After some of the successes Colonial Policies bore fruit resulting enthusiastic support – act which prompted additional colonial troops to bolster the British war effort. Clearly a sign for the British government not to send any more troops to the Northern Frontiers. So, it was that we had to do then. War raged on. Amherst marched to the lakeshore, Johnson and Bradstreed progressed towards Niagara while the rest of the British commanders decided to pause for a tea – for entire early season of 1759! Not only did untimely tea hurt the British cause, but French managed to remove the extremely vital card of troop replacements that I would need direly later.
While Amherst, Bradstreet and Johnson paved the way for the attack, and while Vardeuil, now due to clever British political maneuvering was in charge of the defenses, made all in his power to cause attrition, late season 1759 saw a miracle. Coehorns, in my hand. I might just have the tools that I needed to win the game. French poured in to Niagara, indians, hunters and every able man was flooding in through the northern shore – except of Montclam and his very few forces that guarded the now very unprotected corridor to Montreal. Over and over again the French defenders attacked the British, and losses mounted – more often than not, British were only saved by even results that defender would win.
Then Amherst got ready and attacked in turn to reduce the defenders.
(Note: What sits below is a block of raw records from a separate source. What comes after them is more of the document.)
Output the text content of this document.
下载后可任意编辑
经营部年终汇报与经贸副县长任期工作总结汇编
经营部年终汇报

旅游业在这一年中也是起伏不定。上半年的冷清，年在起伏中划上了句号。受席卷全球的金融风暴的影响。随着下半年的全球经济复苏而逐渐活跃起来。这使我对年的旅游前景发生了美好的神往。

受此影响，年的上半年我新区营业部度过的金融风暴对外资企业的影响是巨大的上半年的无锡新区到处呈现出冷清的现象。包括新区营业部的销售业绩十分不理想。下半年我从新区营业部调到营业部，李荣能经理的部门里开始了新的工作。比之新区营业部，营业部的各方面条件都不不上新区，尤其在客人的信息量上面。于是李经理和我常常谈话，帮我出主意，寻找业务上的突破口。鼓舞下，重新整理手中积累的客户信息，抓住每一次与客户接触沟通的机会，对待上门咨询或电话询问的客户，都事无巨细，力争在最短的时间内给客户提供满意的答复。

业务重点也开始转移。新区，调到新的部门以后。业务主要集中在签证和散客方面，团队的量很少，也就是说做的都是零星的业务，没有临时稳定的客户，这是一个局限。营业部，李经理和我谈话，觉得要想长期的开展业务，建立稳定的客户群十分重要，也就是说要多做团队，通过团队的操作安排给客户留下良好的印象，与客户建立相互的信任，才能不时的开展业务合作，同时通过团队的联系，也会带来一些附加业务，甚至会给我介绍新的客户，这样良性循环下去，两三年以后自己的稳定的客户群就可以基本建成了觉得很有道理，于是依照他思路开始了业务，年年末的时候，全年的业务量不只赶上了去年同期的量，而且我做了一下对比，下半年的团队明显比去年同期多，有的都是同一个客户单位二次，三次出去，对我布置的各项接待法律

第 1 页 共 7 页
Then it was time to make the last attack. Winning the battle against the combined French army the garrison split in two – better part of good troops went into the fort, while auxiliaries retreated to Mississauga wilderness. Vadreuil then made last attempt to relieve the Niagara by his auxiliaries. He failed. Niagara was not relieved, but only by narrowest of margins. On a very last possible card, British started siege under Amherst. +1 from him, +2 from the Coehorns -1 for Dumas defending, it was +2 to the die roll. I rolled “1”… a pause, then oh… no…
However, 1 is all you need with the Coehorn bonus to make that single siege point, and assault went in with DR of 6. Defenders defeated, Niagara finally fell and so ended the French domination in The Wild. Cost to British was momentous. After the assault there were only few men standing in the ruins of Niagara to fly the British flag.
Given that Wolfe failed to appear, it was incredibly tough for British and I cannot recall a game with such a narrow margin ever occurring. There were so many points, especially in late game that single modifier of +1 from right leader, or -1 because of regulars fighting in woods without auxiliaries would have turned the tables. Would Montcalm have moved into Niagara, he would have defeated the Oneida Corridor with ease, but then there would not have been anything to stand between Albany and Montreal. A real concrete threat and by all means, Oneida Corridor and Oswego gateway could have been tougher to crack than what it first appeared.
That said, French were constantly pressed from multiple sides only realistic option would have been attempt against the stockades and forts necessary for the supply. Of course Army of Marine Detachment joined with irregulars under command of Viliers or Dumas could have caused a lot of trouble in the Ohio Forks wilderness region. Guerrilla army ready to strike against the unguarded stockades.